A FLUM accomplishes several objectives, according to the Comprehensive Plan.
  • Helps direct growth to the appropriate places
  • Aligns growth with community vision
  • Balances economic development and livability standards
  • Maximizes infrastructure investments
“This is not a current plan,” Bastrop City Manager Sylvia Carillo-Trevino said during a Bastrop City Council meeting in late May. “This is what we want to see in the future.”


The approach

Under the newly adopted FLUM, there are nine new designations:
  • Parks and Open Space
  • Residential Conservation and Estate
  • Neighborhood Residential
  • Residential Mixed Density
  • Neighborhood Commercial
  • Mixed-Use Corridor Commercial
  • Corridor Commercial
  • Downtown Commercial
  • Industrial
Halff & Associates, the firm hired to develop the new FLUM, highlighted key modifications Bastrop City Council approved during the meeting. These alterations included changing the designation behind Buc-ee’s from Neighborhood Residential to Conservation Rural and Estate to protect the rural character and limit development on difficult terrain, changing areas within the Downtown Bastrop designation to Downtown Commercial to support a concentration of mixed-use development, and changing areas within the Downtown Bastrop designation to Neighborhood Commercial to better reflect existing land uses.

Sorting out the details

During the meeting, council member Cynthia Meyer suggested a last-minute change to the proposed FLUM. She wanted the Neighborhood Commercial designation on land that bordered Eden East Farm to be changed to Neighborhood Residential to better protect the site from unintended consequences of future commercial development.

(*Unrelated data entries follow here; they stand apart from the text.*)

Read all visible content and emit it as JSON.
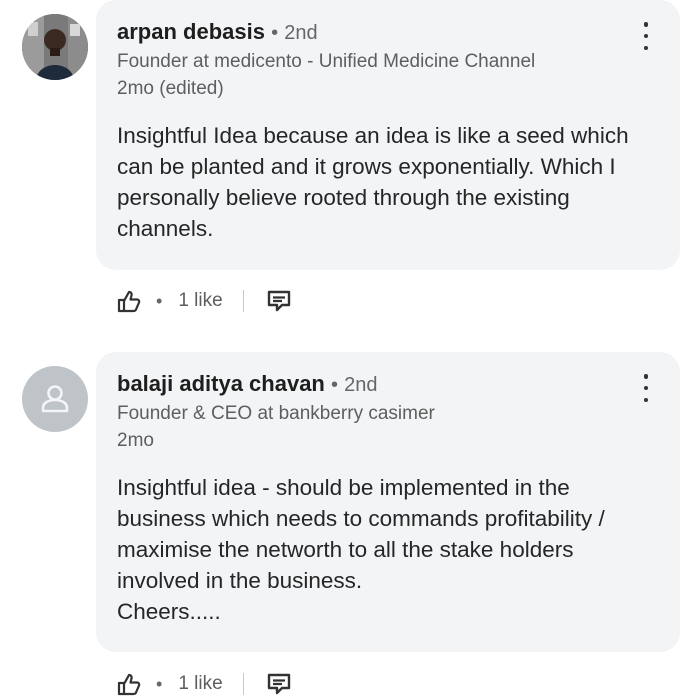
{
  "comments": [
    {
      "name": "arpan debasis",
      "separator": "•",
      "degree": "2nd",
      "headline": "Founder at medicento - Unified Medicine Channel",
      "time": "2mo (edited)",
      "text": "Insightful Idea because an idea is like a seed which can be planted and it grows exponentially. Which I personally believe rooted through the existing channels.",
      "likes_label": "1 like",
      "avatar": "profile-photo"
    },
    {
      "name": "balaji aditya chavan",
      "separator": "•",
      "degree": "2nd",
      "headline": "Founder & CEO at bankberry casimer",
      "time": "2mo",
      "text": "Insightful idea - should be implemented in the business which needs to commands profitability / maximise the networth to all the stake holders involved in the business.\nCheers.....",
      "likes_label": "1 like",
      "avatar": "default-person-icon"
    }
  ],
  "action_separator": "•",
  "icons": {
    "like": "thumbs-up-icon",
    "reply": "reply-icon",
    "more": "more-options-icon"
  },
  "colors": {
    "bubble": "#f2f4f6",
    "avatar_placeholder": "#bfc4c9"
  }
}
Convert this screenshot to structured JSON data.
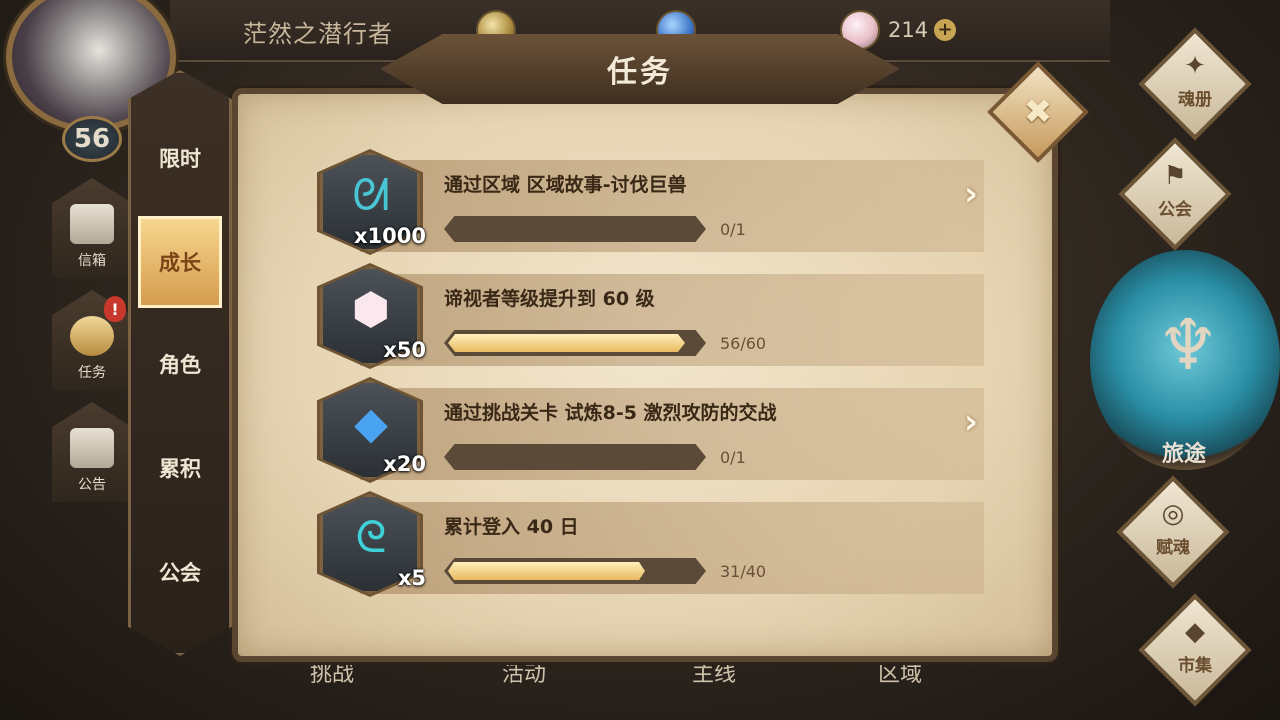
{
  "player": {
    "name": "茫然之潜行者",
    "level": "56"
  },
  "currencies": {
    "crystal": "214",
    "plus_symbol": "+"
  },
  "left_nav": [
    {
      "label": "信箱",
      "icon": "envelope-icon"
    },
    {
      "label": "任务",
      "icon": "quest-shield-icon",
      "alert": "!"
    },
    {
      "label": "公告",
      "icon": "notice-board-icon"
    }
  ],
  "dialog": {
    "title": "任务",
    "close_symbol": "✖",
    "tabs": [
      {
        "label": "限时",
        "active": false
      },
      {
        "label": "成长",
        "active": true
      },
      {
        "label": "角色",
        "active": false
      },
      {
        "label": "累积",
        "active": false
      },
      {
        "label": "公会",
        "active": false
      }
    ],
    "quests": [
      {
        "title": "通过区域 区域故事-讨伐巨兽",
        "reward_qty": "x1000",
        "reward_icon": "teal-rune-icon",
        "progress_text": "0/1",
        "progress": 0.0,
        "go_arrow": true
      },
      {
        "title": "谛视者等级提升到 60 级",
        "reward_qty": "x50",
        "reward_icon": "crystal-gem-icon",
        "progress_text": "56/60",
        "progress": 0.9333,
        "go_arrow": false
      },
      {
        "title": "通过挑战关卡 试炼8-5 激烈攻防的交战",
        "reward_qty": "x20",
        "reward_icon": "blue-crystal-icon",
        "progress_text": "0/1",
        "progress": 0.0,
        "go_arrow": true
      },
      {
        "title": "累计登入 40 日",
        "reward_qty": "x5",
        "reward_icon": "teal-swirl-icon",
        "progress_text": "31/40",
        "progress": 0.775,
        "go_arrow": false
      }
    ]
  },
  "bottom_tabs": [
    "挑战",
    "活动",
    "主线",
    "区域"
  ],
  "right_nav": [
    {
      "label": "魂册",
      "icon": "soulbook-icon"
    },
    {
      "label": "公会",
      "icon": "guild-icon"
    },
    {
      "label": "旅途",
      "icon": "journey-emblem-icon"
    },
    {
      "label": "赋魂",
      "icon": "talent-icon"
    },
    {
      "label": "市集",
      "icon": "market-icon"
    }
  ],
  "colors": {
    "parchment": "#f2e6cc",
    "frame": "#5a4530",
    "progress_fill": "#e9b961",
    "active_tab": "#f7d68e"
  }
}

“Because [Neighborhood Commercial] doesn’t conform to the future that we envision for that area—what we’ve been talking about forever and what the neighbors have been talking about forever,” Meyer said.

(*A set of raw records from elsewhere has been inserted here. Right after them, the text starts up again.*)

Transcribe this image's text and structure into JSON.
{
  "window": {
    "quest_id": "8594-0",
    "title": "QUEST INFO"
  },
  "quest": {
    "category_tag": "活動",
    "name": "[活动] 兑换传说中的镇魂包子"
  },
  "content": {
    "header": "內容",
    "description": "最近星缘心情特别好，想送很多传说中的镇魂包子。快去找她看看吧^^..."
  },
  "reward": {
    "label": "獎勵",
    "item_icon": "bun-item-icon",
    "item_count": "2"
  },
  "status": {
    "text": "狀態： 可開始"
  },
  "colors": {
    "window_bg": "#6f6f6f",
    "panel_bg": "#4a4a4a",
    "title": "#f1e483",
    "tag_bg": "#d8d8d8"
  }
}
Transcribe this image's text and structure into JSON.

Council member Kevin Plunkett was in favor of the change, so long as the land that Eden East Farm sits on also wasn’t changed to Neighborhood Residential.

“I think what we’re trying to communicate is that a small amount of Neighborhood Commercial is acceptable up there and even desired,” he said. “If we just keep erasing [Neighborhood Commercial], then we’ve made a whole homogeneous neighborhood that has to cross the river every time they want to buy something.”